Nel 7 a.C., Augusto riorganizzò Roma per motivi amministrativi in 265 distretti, che continuavano comunque ad essere chiamati vici.[17] Un'immagine del Genio di Augusto adesso stava tra i Lari agli altari degli incroci, e i ludi, una volta considerati pericolosamente sovversivi, divennero espressione della pietas imperiale.[18]
I ludi circenses erano giochi che si tenevano nei circhi. Il Circo Massimo era in origine un luogo per corse di bighe, ma potevano essere messi in scena anche eventi di atletica, gare e cacce alle bestie.[19] I giochi venivano preceduti da una parata di apertura, la pompa circensis. I ludi circenses comparivano regolarmente nelle celebrazioni dei trionfi di Roma o nelle dediche dei principali edifici. Facevano parte delle festività più importanti e delle feste, come i Floralia, i ludi romani e i ludi plebeii.[20] Durante l'età imperiale, i giochi da circo erano spesso aggiunti ai festival per i quali non erano tradizionalmente celebrati nel periodo repubblicano.[21] I giochi da circo venivano tenuti in diverse province in tutto l'impero, come viene indicato dai resti archeologici di binari e strutture di supporto, sebbene molte zone avessero strutture temporanee su terreni adatti.[22]
Sono esistiti più di quaranta diversi tipi di ludi, ognuno con un nome particolare:
«Sed et Troiae lusum edidit frequentissime maiorum minorumque puerorum, prisci decorique moris existimans clarae stirpis indolem sic notescere. In hoc ludicro Nonium Asprenatem lapsu debilitatum aureo torque donavit passusque est ipsum posterosque Torquati ferre cognomen. Mox finem fecit talia edendi Asinio Pollione oratore graviter invidioseque in curia questo Aesernini nepotis sui casum, qui et ipse crus fregerat.»

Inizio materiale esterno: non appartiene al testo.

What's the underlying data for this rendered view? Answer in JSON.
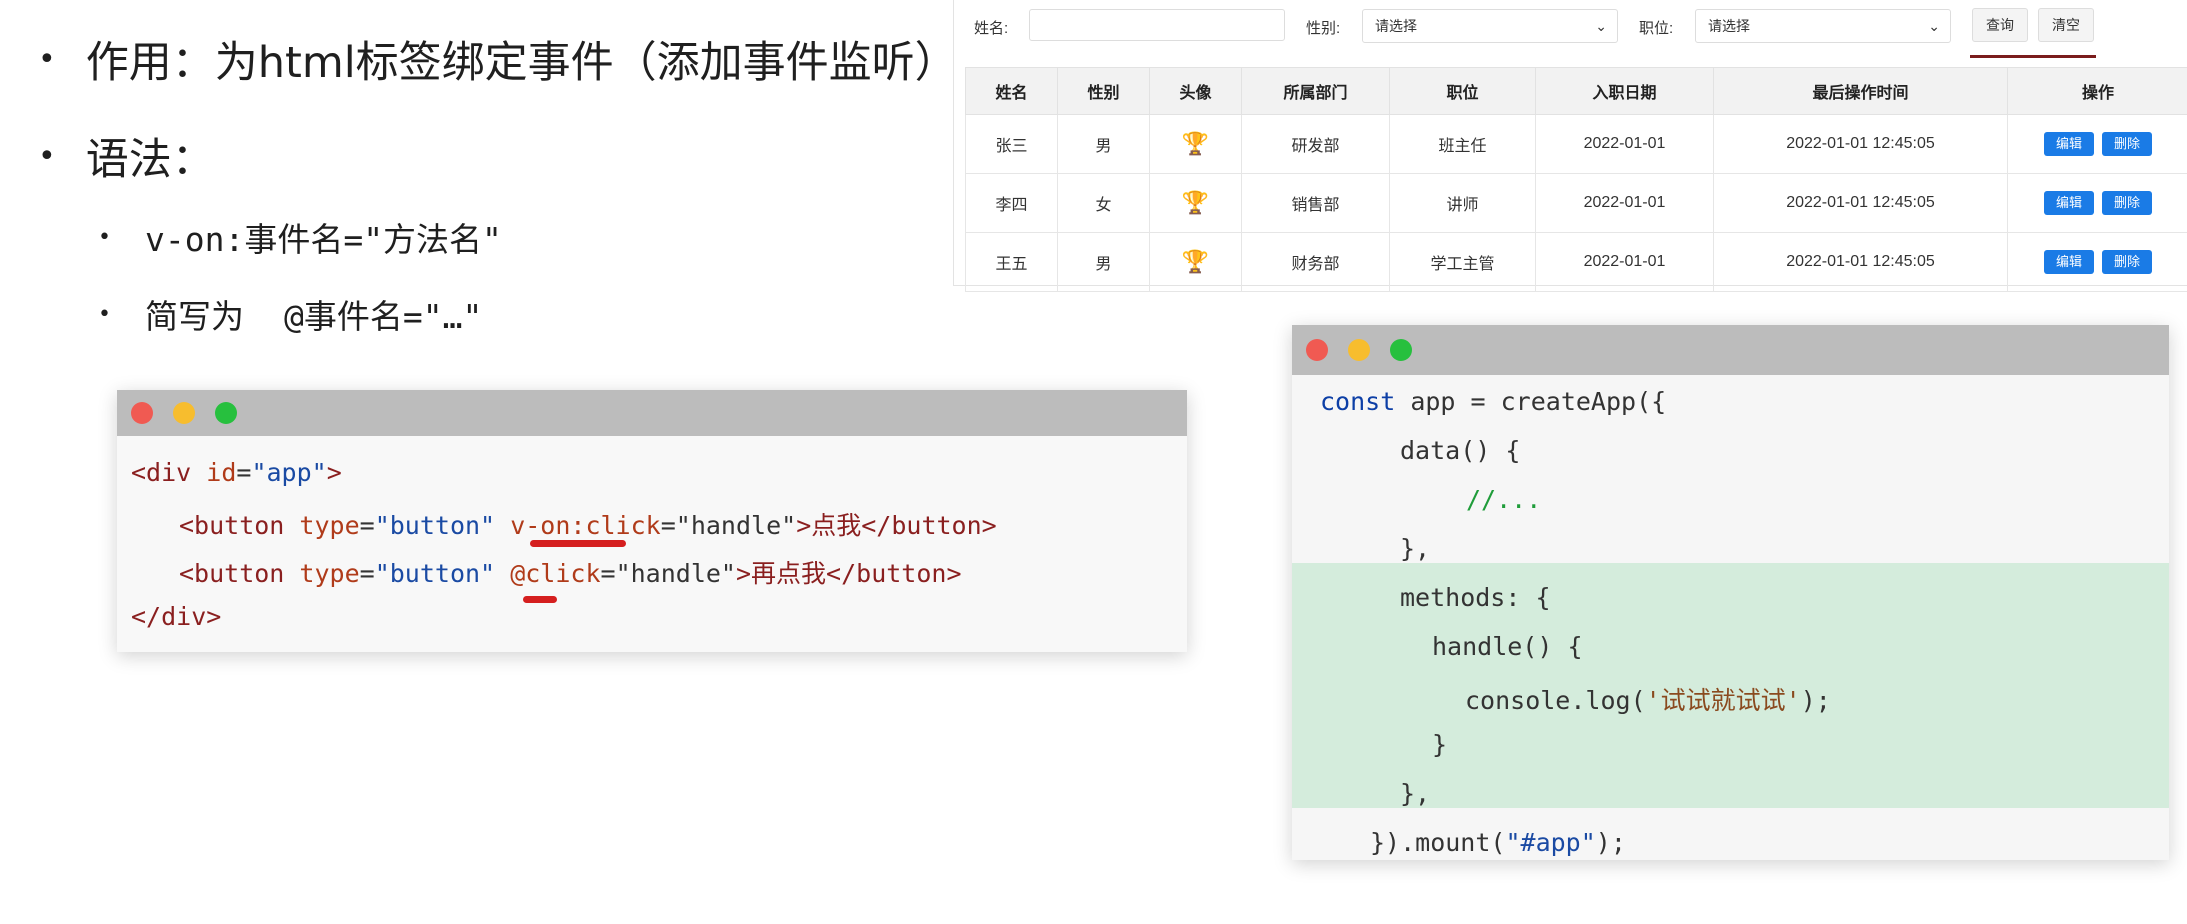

«Inoltre organizzò spesso i giochi troiani tra ragazzi di età maggiore e minore, pensando che fossero una nobile usanza antica per mettere così in evidenza il valore di una stirpe illustre. Durante queste gare Lucio Nonio Asprenate era rimasto contuso in seguito ad una caduta, [Augusto] gli regalò una collana d'oro e lo autorizzò a portare, lui stesso e i suoi discendenti, il nome di Torquato. Più tardi però mise fine a queste manifestazioni, poiché l'oratore Asinio Pollione, carico di odio, si era lamentato davanti al Senato per il caso di suo nipote Esernino, che si era rotto le gambe.»